Chanel says it ‘deeply regrets’ boomerang controversy
Chanel on Tuesday responded to a controversy about producing a high-priced boomerang featuring the brand’s signature logo after some people criticized it as an appropriation of Australian Aboriginal culture.
“Chanel is extremely committed to respecting all cultures, and deeply regrets that some may have felt offended,” the brand said in a statement.
Social media erupted with negative comments after Jeffree Star, a U.S. makeup artist with 4.7 million followers on Instagram, posted an image of the item with the caption: “Having so much fun with my new #Chanel boomerang 🖤.” The post drew close to 156,000 likes, and generated heated debate.
Some commenters pointed out the boomerang was originally not a toy but was used for hunting in Australia, adding that the Chanel version was offensive.

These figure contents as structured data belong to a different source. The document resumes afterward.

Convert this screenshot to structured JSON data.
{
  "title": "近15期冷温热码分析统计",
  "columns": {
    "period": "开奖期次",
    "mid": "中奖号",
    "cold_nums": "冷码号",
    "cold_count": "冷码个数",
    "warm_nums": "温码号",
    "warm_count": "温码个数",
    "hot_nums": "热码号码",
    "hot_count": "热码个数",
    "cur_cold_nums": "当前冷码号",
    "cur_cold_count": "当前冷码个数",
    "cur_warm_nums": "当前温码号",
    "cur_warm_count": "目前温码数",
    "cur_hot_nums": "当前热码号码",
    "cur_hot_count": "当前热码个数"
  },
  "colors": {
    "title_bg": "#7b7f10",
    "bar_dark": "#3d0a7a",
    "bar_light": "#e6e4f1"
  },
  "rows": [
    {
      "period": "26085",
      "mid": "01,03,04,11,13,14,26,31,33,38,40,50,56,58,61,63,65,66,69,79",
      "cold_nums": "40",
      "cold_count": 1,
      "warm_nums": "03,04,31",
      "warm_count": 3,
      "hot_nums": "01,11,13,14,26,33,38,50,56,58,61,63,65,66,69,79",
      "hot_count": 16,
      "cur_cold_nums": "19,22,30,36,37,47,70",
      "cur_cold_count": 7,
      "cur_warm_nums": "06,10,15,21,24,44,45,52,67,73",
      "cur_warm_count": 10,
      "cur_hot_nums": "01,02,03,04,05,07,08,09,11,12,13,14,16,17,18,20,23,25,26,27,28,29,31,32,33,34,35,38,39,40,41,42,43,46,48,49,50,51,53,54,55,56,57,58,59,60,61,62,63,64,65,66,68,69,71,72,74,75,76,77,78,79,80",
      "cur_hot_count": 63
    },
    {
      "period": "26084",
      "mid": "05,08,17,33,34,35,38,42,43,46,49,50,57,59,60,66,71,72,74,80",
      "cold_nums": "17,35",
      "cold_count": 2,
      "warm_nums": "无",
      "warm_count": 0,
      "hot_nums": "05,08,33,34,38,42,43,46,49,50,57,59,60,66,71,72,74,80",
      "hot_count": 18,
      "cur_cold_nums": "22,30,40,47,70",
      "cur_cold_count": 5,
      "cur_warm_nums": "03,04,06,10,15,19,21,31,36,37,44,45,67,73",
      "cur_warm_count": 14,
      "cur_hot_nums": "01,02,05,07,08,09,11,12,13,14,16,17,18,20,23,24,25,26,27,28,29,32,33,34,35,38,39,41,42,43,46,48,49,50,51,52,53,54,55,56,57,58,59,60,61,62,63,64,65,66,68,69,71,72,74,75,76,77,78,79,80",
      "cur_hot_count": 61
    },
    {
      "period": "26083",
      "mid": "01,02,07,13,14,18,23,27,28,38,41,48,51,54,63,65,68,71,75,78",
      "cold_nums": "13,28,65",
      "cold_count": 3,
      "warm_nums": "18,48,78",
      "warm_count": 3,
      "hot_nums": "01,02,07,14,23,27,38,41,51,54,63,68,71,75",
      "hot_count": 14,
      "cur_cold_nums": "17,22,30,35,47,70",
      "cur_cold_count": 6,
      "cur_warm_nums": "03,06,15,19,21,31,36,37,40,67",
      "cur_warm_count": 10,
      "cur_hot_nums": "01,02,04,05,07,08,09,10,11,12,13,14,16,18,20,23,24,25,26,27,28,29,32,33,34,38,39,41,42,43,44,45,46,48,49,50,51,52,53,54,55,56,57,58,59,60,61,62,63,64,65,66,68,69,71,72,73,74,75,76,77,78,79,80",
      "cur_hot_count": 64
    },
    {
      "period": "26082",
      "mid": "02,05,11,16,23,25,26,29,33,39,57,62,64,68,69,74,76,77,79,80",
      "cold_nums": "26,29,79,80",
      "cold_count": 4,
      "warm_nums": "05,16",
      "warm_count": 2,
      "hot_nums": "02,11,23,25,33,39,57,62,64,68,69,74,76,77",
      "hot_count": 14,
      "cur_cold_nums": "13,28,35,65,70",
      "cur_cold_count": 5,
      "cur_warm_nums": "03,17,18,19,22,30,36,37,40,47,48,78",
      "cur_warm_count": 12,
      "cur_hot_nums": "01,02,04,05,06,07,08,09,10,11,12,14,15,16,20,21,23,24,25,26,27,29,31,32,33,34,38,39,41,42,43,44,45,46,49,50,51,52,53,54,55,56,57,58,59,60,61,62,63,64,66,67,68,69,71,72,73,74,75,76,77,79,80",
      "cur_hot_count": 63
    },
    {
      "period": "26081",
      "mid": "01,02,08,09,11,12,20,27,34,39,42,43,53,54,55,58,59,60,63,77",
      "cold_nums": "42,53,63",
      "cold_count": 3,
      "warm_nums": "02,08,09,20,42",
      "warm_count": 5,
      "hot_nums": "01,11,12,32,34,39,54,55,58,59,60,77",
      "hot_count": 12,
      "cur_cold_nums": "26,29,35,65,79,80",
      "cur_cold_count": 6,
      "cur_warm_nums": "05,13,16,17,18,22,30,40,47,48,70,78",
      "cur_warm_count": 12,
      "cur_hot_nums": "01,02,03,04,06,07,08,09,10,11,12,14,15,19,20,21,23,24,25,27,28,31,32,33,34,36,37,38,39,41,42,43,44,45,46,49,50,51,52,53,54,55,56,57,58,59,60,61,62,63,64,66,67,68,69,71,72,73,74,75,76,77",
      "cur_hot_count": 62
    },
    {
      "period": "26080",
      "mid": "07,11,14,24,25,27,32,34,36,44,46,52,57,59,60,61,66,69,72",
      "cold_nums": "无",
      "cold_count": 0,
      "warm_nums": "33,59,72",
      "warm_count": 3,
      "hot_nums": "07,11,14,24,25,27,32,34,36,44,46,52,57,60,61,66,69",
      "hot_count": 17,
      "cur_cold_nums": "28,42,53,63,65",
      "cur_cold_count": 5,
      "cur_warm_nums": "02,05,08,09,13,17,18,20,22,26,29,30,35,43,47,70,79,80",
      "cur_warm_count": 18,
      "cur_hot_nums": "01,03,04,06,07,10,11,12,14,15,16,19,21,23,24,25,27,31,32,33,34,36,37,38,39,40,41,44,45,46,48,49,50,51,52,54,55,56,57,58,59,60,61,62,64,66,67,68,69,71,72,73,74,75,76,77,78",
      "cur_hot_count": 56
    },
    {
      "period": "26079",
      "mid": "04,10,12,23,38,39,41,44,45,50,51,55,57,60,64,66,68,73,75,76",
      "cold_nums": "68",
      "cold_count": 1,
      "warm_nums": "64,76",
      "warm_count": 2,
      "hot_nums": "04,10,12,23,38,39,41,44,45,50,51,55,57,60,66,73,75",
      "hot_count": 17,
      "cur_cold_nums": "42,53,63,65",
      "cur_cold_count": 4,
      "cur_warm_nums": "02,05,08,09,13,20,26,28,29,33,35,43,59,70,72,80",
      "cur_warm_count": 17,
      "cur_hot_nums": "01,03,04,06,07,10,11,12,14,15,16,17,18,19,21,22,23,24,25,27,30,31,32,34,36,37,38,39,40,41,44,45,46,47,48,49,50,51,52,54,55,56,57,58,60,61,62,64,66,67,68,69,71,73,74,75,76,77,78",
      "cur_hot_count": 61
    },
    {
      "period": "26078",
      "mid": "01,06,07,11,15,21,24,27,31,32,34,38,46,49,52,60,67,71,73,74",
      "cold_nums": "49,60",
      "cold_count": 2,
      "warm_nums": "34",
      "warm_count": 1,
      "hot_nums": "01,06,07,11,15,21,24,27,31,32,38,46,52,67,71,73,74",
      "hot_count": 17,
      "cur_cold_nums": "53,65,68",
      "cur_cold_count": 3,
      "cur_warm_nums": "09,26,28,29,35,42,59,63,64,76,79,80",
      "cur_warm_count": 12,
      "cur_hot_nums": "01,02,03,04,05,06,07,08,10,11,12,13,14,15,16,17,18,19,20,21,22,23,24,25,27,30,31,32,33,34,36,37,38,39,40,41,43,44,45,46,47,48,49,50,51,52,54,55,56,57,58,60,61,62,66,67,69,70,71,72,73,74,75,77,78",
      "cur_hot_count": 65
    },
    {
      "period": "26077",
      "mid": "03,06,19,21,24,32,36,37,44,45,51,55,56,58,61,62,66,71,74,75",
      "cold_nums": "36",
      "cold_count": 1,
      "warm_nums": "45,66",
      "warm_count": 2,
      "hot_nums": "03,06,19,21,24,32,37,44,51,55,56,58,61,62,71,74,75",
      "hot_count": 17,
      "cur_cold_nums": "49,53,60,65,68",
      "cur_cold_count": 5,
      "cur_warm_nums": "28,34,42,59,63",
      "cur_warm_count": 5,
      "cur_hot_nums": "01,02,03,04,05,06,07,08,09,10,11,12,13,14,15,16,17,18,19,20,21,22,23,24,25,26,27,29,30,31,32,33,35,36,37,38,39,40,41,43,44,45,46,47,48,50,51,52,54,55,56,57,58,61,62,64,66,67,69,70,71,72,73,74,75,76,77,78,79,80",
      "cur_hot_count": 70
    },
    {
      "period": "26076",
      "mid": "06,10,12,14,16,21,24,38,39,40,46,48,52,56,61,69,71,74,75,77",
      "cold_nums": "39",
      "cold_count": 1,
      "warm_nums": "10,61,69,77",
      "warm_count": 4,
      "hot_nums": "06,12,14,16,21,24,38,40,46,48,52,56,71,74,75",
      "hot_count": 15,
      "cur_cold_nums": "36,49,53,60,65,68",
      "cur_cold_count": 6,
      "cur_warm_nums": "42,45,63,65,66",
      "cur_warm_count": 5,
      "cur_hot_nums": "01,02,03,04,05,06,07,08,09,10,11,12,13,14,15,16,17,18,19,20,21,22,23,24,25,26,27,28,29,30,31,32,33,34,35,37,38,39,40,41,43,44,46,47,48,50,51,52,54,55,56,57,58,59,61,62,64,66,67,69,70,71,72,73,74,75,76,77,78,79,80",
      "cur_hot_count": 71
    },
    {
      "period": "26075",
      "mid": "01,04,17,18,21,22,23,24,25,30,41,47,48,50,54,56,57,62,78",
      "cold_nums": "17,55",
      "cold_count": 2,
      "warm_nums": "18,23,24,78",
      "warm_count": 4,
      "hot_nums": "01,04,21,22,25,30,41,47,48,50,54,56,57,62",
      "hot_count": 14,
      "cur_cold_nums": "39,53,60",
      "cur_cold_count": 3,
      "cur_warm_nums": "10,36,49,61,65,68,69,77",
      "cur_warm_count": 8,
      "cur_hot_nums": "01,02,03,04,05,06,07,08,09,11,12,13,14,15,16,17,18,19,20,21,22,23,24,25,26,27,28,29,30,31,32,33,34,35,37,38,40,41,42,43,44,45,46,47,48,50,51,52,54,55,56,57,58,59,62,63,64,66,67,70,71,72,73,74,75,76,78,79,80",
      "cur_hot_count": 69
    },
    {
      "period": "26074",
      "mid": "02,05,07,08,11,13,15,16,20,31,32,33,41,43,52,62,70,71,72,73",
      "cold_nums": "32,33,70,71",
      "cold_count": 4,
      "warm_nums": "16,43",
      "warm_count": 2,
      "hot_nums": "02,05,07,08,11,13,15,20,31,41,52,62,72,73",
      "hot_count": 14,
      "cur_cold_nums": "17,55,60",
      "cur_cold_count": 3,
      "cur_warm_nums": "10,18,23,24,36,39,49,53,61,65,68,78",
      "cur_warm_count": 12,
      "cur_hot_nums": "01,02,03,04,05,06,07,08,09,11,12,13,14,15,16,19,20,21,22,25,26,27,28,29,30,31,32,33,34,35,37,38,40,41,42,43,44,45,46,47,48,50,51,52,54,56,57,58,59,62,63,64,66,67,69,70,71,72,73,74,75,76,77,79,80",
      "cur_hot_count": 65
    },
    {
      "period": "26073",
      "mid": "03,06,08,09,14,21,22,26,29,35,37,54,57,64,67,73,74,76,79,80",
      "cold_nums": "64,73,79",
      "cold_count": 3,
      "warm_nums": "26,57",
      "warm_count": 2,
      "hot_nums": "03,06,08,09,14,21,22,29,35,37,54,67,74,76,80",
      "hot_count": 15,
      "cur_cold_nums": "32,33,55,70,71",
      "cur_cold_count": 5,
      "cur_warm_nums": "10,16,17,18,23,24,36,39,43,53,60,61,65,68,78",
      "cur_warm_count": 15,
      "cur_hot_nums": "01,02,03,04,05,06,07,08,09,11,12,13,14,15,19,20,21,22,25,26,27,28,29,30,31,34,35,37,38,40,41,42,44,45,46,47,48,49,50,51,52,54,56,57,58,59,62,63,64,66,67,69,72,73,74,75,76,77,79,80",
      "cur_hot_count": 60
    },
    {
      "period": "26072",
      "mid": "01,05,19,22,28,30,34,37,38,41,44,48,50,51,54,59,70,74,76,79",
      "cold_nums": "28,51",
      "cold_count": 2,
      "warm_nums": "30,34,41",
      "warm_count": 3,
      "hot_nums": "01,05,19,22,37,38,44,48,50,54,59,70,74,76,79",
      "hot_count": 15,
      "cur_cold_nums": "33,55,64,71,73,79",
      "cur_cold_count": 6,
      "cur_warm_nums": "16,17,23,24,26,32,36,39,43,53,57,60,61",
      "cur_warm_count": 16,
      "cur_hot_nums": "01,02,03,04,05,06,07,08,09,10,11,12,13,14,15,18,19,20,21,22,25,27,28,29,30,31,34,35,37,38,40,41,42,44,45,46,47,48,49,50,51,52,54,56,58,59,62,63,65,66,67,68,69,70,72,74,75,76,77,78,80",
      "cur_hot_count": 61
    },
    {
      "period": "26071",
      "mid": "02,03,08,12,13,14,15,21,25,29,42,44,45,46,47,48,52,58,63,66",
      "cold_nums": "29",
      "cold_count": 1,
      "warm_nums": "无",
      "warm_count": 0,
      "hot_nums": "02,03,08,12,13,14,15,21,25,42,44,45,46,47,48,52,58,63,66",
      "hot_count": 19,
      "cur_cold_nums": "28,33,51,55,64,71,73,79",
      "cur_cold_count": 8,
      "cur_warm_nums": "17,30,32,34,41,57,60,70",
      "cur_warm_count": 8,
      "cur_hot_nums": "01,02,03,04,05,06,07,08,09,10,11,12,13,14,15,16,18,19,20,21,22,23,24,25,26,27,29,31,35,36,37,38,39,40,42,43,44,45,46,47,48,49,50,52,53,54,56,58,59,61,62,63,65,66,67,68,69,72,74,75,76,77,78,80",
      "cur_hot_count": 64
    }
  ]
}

Others questioned Star for spending money on the item, which on Chanel’s web site is priced at 1,260 euros, or $1,360.
Many defended the makeup artist, saying boomerangs were widely used for outdoor activities and he was entitled to purchase what he liked.
Nayuka Gorrie, an Aboriginal writer and activist, tweeted an image of the boomerang with the caption: “When I think about Aboriginal culture, I think @chanel.” She then followed with: “Have decided to save for the next three years so I can connect with my culture via @chanel.”
Chanel said the item was one of several sports accessories offered as part of its spring collection, alongside tennis rackets, a stand-up paddle, beach rackets and balls.
“The inspiration was taken from leisure activities from other parts of the world and it was not our intention to disrespect the Aboriginal and Torres Strait Islander community and the significance of the boomerang as a cultural object,” it said.